La redazione DEApress, apre un dibattito su  "Cos'è un centro socio-culturale. A cosa serve e a chi è utile"

Provo a dare la mia prima opinione:

Il Centro su cui ruota una associazione, può essere un centro ideologico o pratico a seconda degli interventi/eventi e attuazione del rapporto solidale. E' la definizione di una modalità comportamentale che a seconda delle persone che si uniscono come associazione ha uno sviluppo oppure un altro. Un modo di vedere le cose , la chiave di lettura che determina la scelta di un colore anzichè un'altro. Un archetipo che poi determina storicamente la lettura di una situazione.  

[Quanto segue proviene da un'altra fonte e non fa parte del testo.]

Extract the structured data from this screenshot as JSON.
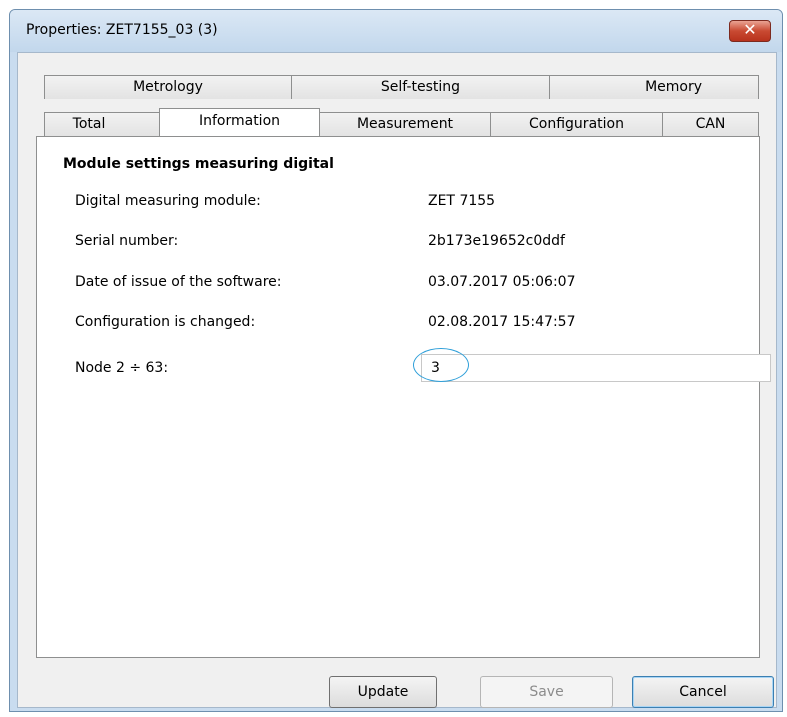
{
  "window": {
    "title": "Properties: ZET7155_03 (3)",
    "close_symbol": "✕"
  },
  "tabs_back": [
    {
      "label": "Metrology"
    },
    {
      "label": "Self-testing"
    },
    {
      "label": "Memory"
    }
  ],
  "tabs_front": [
    {
      "label": "Total"
    },
    {
      "label": "Information",
      "active": true
    },
    {
      "label": "Measurement"
    },
    {
      "label": "Configuration"
    },
    {
      "label": "CAN"
    }
  ],
  "panel": {
    "title": "Module settings measuring digital",
    "rows": [
      {
        "label": "Digital measuring module:",
        "value": "ZET 7155"
      },
      {
        "label": "Serial number:",
        "value": "2b173e19652c0ddf"
      },
      {
        "label": "Date of issue of the software:",
        "value": "03.07.2017 05:06:07"
      },
      {
        "label": "Configuration is changed:",
        "value": "02.08.2017 15:47:57"
      }
    ],
    "node": {
      "label": "Node 2 ÷ 63:",
      "value": "3"
    }
  },
  "buttons": {
    "update": "Update",
    "save": "Save",
    "cancel": "Cancel"
  },
  "colors": {
    "highlight_ellipse": "#2f9fd9",
    "title_bar": "#c9dcef",
    "close_button": "#c94a32"
  }
}
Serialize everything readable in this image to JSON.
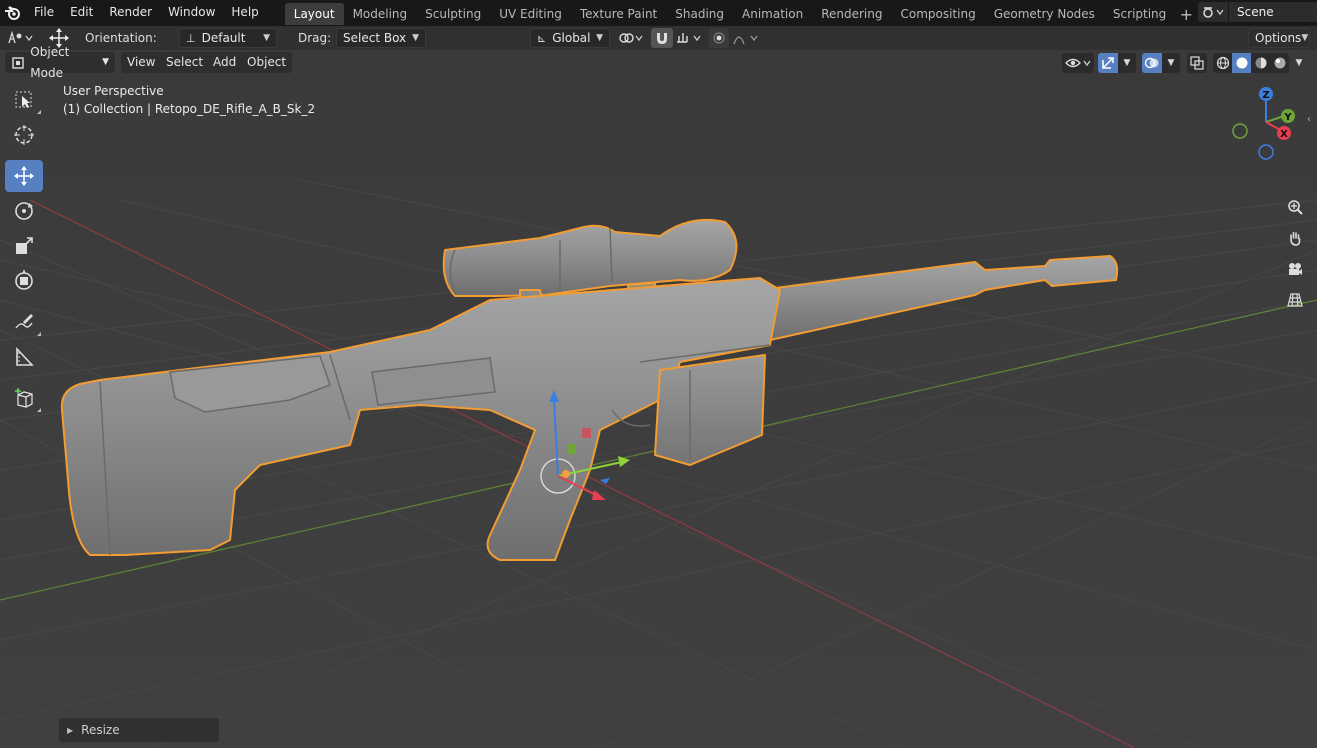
{
  "menubar": {
    "items": [
      "File",
      "Edit",
      "Render",
      "Window",
      "Help"
    ]
  },
  "workspaces": {
    "tabs": [
      "Layout",
      "Modeling",
      "Sculpting",
      "UV Editing",
      "Texture Paint",
      "Shading",
      "Animation",
      "Rendering",
      "Compositing",
      "Geometry Nodes",
      "Scripting"
    ],
    "active": "Layout",
    "add_label": "+"
  },
  "scene": {
    "name": "Scene"
  },
  "tool_header": {
    "orientation_label": "Orientation:",
    "orientation_value": "Default",
    "drag_label": "Drag:",
    "drag_value": "Select Box",
    "transform_orientation": "Global",
    "options_label": "Options"
  },
  "viewport_header": {
    "mode": "Object Mode",
    "menus": [
      "View",
      "Select",
      "Add",
      "Object"
    ]
  },
  "viewport_info": {
    "perspective": "User Perspective",
    "collection": "(1) Collection | Retopo_DE_Rifle_A_B_Sk_2"
  },
  "gizmo": {
    "z_label": "Z",
    "y_label": "Y",
    "x_label": "X",
    "x_color": "#e83e52",
    "y_color": "#6fa438",
    "z_color": "#3a7fe0"
  },
  "last_operator": {
    "label": "Resize"
  },
  "colors": {
    "accent": "#5680c2",
    "selection_outline": "#f39c32",
    "background": "#3d3d3d"
  },
  "left_toolbar": {
    "tools": [
      "select-box",
      "cursor",
      "move",
      "rotate",
      "scale",
      "transform",
      "annotate",
      "measure",
      "add-cube"
    ],
    "active": "move"
  }
}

Un centro socioculturale è un punto di riferimento, è un luogo dove avvengono delle scelte con un palinsesto identico ad un programma televisivo. Un vetrina delle opportunità. Nel locale scelto si svolge una storia, mille storie, c'è chi narra e c'è chi la gestisce: noi la leggiamo e a quella crediamo.

Qual è il rapporto con gli enti pubblici e fra il centro e il margine? Tra il sociale e il culturale? Come può essere utile alla società?

Per continuare il nostro progetto di vita dobbiamo porci come obiettivo la formazione di un palinsesto che ci permetta di diventare centro studi e divulgazione sociale.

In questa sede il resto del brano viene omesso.